Saturday, July 24, 2010
My rest über alles
The latest data says one quarter of American couples now normally sleep in separate bedrooms. Apparently, this is a recent trend which is expected to grow steadily. A former museum director offered the following explanation to a NYT reporter: “Not that we don’t love each other, but at a certain point you just want your own room.” As a sleep specialist observed, "what happened in the last decade, is that people are suddenly making their own sleep a priority. If their rest is being impaired by their partner, the attitude now is that I don’t have to put up with this.” Why, indeed, put up with any personal inconvenience if you don't really have to?
Good guys (and gals) finish last
Two researchers on child development comment in the NYT on new law in Massachusetts requiring schools to institute anti-bullying programs, investigate complaints, report serious cases, etc. They are concerned the new legislation will encourage schools to make mostly superficial efforts which will not produce real results. The title of the article proclaims: "There’s Only One Way to Stop a Bully" - and this is "to teach children how to be good to one another" and to instill in them "a sense of responsibility for the well-being of others." Let's say schools and teachers decide to make an all-out, determined effort to "instill" these laudable values. On the other hand, children cannot remain blind to the fact that in the jostling for social status going on everywhere around them - from school cliques to boardrooms - it is often the nice guys and gals who finish last. And existing social mechanisms for the distribution of material and non-material rewards often favor, in the words of Paul Krugman, "bad actors." As Donald Trump likes to reminds his "apprentices," you do need to be tough, sometimes even mean, if you want to play with the big boys. Not that there is anything inherently wrong with this state of affairs - many will argue that this very harshness of the competition at all levels is at the heart of the dynamism which sets American capitalism apart from the more lethargic European versions. But it's quite obvious which lesson will leave a stronger mark on the minds of most impressionable kids and adolescents.
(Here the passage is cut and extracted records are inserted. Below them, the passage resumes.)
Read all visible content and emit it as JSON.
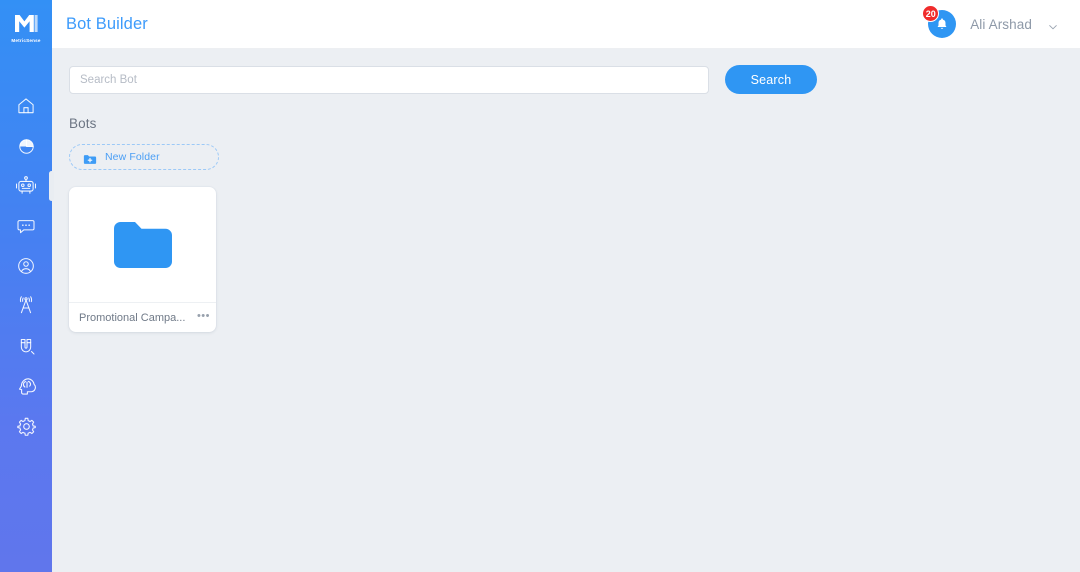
{
  "brand": {
    "name": "MetricSense",
    "logo_icon": "metricsense-m-logo"
  },
  "colors": {
    "accent_blue": "#2f96f3",
    "title_blue": "#3d9bfb",
    "sidebar_top": "#3390f5",
    "sidebar_bottom": "#6076ec",
    "badge_red": "#f02c2c",
    "content_bg": "#eceff3",
    "folder_blue": "#2f96f3"
  },
  "sidebar": {
    "items": [
      {
        "name": "home",
        "icon": "home-icon",
        "active": false
      },
      {
        "name": "analytics",
        "icon": "pie-chart-icon",
        "active": false
      },
      {
        "name": "bot-builder",
        "icon": "robot-icon",
        "active": true
      },
      {
        "name": "chat",
        "icon": "chat-bubble-icon",
        "active": false
      },
      {
        "name": "contacts",
        "icon": "user-circle-icon",
        "active": false
      },
      {
        "name": "broadcast",
        "icon": "antenna-icon",
        "active": false
      },
      {
        "name": "engage",
        "icon": "magnet-icon",
        "active": false
      },
      {
        "name": "ai-insights",
        "icon": "brain-head-icon",
        "active": false
      },
      {
        "name": "settings",
        "icon": "gear-icon",
        "active": false
      }
    ]
  },
  "header": {
    "title": "Bot Builder",
    "notifications": {
      "icon": "bell-icon",
      "count": "20"
    },
    "user": {
      "name": "Ali Arshad",
      "chevron_icon": "chevron-down-icon"
    }
  },
  "search": {
    "placeholder": "Search Bot",
    "value": "",
    "button_label": "Search"
  },
  "bots_section": {
    "heading": "Bots",
    "new_folder": {
      "label": "New Folder",
      "icon": "folder-plus-icon"
    },
    "folders": [
      {
        "name": "Promotional Campa...",
        "icon": "folder-icon",
        "menu_label": "•••"
      }
    ]
  }
}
The revolution will be monetazied - well, maybe not this time
A web site called the Great American Apparel Diet invites visitors to commit not to buy any new clothes for a whole year. Since last September, 150 people have taken the pledge, though some have quit. Even the founder of the web site cheated twice, so going cold turkey on new apparel must be real stiff. More curiously, the pioneering dieter behind the website told a NYT reporter "she had thought about ways to make money off the diet." At the end, she decided to pass on the maintenance of the web site to future apparel dieters. One might sense a glaring contradiction between the spirit of the whole initiative and the urge to make money off its success. On the other hand, if we become overly sensitive about such cultural contradictions of capitalism, the whole economy could grind to a halt - like in North Korea.
Tuesday, July 20, 2010
Back to the future
I week ago, I came back frm Amsterdam. I arrived there on the eve of the Spain-Netherlands final game of the World Cup, and the whole city was overcrowded, euphoric, and draped in orange. The most striking sight I saw, however, were dozens of open-air portable urinals throughout the downtown area. Those were lined up not just on the edges of the Museum Square where the giant TV screens were set up, but also on other city squares, canal bridges, etc. - and were put to good use by mostly young men. I guess this is sound, pragmatic public policy, reflecting Holland’s famously utilitarian spirit – most of the male fans were carrying cases of Heineken, so they needed a convenient place to pass all that liquid out if they were not to pee on trees (which some did anyway). Such open-air urinals have also been deployed in Denmark, Britain, and a few other countries. In one Chinese city, the locals shunned the unfamiliar facilities, so municipal officials were instructed to use them in order to set an enlightened example. The whole issue, however, has another curious aspect. There are all these writings coming out about the erosion of the modern state and a return – politically – to the Middle Ages. I guess the return is also cultural. Several ages ago, people freely ate with greasy hands, belched, passed gas, urinated and did other things in public or semi-public settings. Then they gradually developed more “civilized” attitudes, at the core of which was an acute sense of embarrassment. That uncomfortable feeling drove such bodily functions underground, into an intensely private cocoon. Now all sorts of previously private activities are out in the open again, without any discernible sense of embarrassment or awkwardness. Any resistance or hesitancy, like in that distant Chinese city, will be whittled away. And most would see this as progress – a laudable pealing away of silly taboos and inhibitions.